The line has a slope equal to one because a line more shallow than this would mean that the salesperson is offering too much value without asking for enough buying expectation in return. If the line were more steep, then this would mean the salesperson is asking for too much buying expectation without offering enough value. 

The mini-close is our GPS which allows us to determine if we are still on-line. 

If we ask for a mini-close, and our prospect responds in the negative, then we know we need to show some more value before asking another mini-close to check again to see if our prospect is back on-line. 

If we ask for a mini-close, and our prospect responds in the positive, then we know we can keep some value in our back pockets in the meantime, until later in the pitch when we might need to recover from a negative response to a mini-close. 

Here’s an example:

This is a particularly useful strategy if you’ve predicted an objection early on and want to see if it can be handled before you spend the time and effort to go through your entire pitch. 

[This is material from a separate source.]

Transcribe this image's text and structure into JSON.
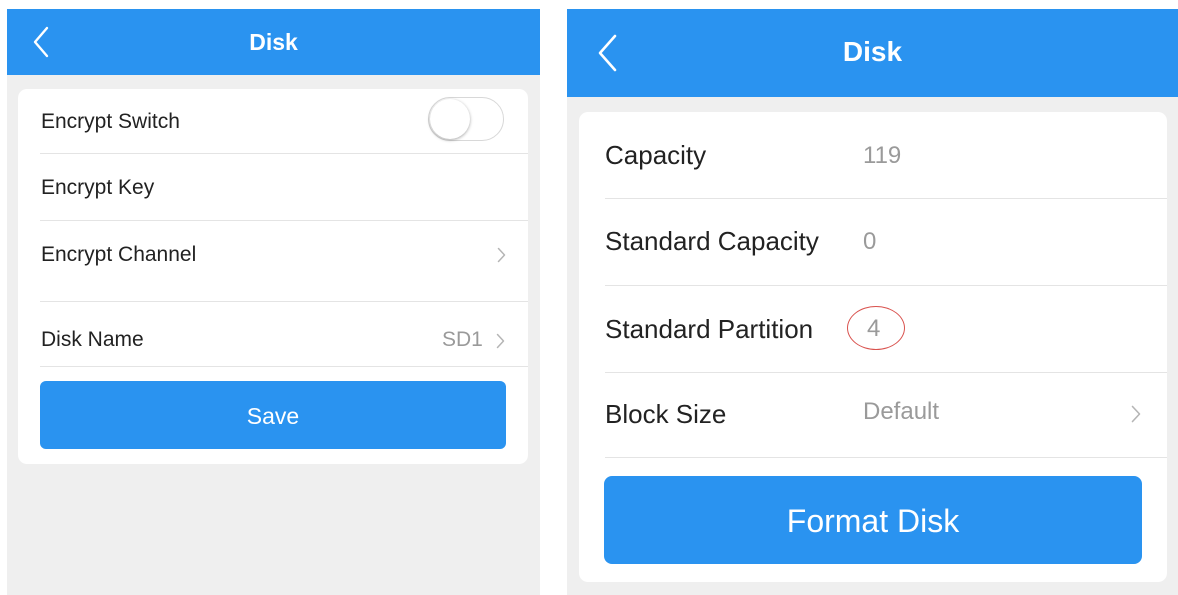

For example, let’s say you’re selling HR software. 

You’re qualifying at the beginning of the call, and you ask about your prospect’s timeline. 

Your prospect says, “We won’t be able to get anything started until January next year. That’s when our contract with [other HR software company] renews and we want to get everything started on the first of the new year.”

Uh-oh. That’s a non-starter. 

Because you’re having this conversation in June and January is six months away. It’s your company’s policy that you can’t sign any contracts with a start date more than a month in the future. 

So you ask for a mini-close: 

“Susan, if I showed you an HR software that was a dream-come-true for your organization and could relieve a lot of your pain points, would you be willing to get something like that started sooner than January?”

If Susan says “yes,” then you can proceed with your pitch, but you want to continue mini-closing throughout to make sure Susan continues to see that your product really is a ‘dream-come-true’ that they would be willing to start before January. 

If Susan says “no,” then you have a decision to make. 

You can either (1) dig deeper on the mini-close and possibly decide that the prospect isn’t worth pitching any further because their probability of closing is low, or (2) show a little more value in an effort to show Susan that your product really is a ‘dream-come-true’ and then ask the mini-close question again to see if she’s changed her mind about getting started before January. If Susan still hasn’t changed her mind, then it might be time to move on to the next prospect. 

After all, this is the purpose of mini-closing: to conserve your time and energy once you’ve determined a prospect is not a buyer, so that you can then spend that time and energy on a higher-conversion prospect.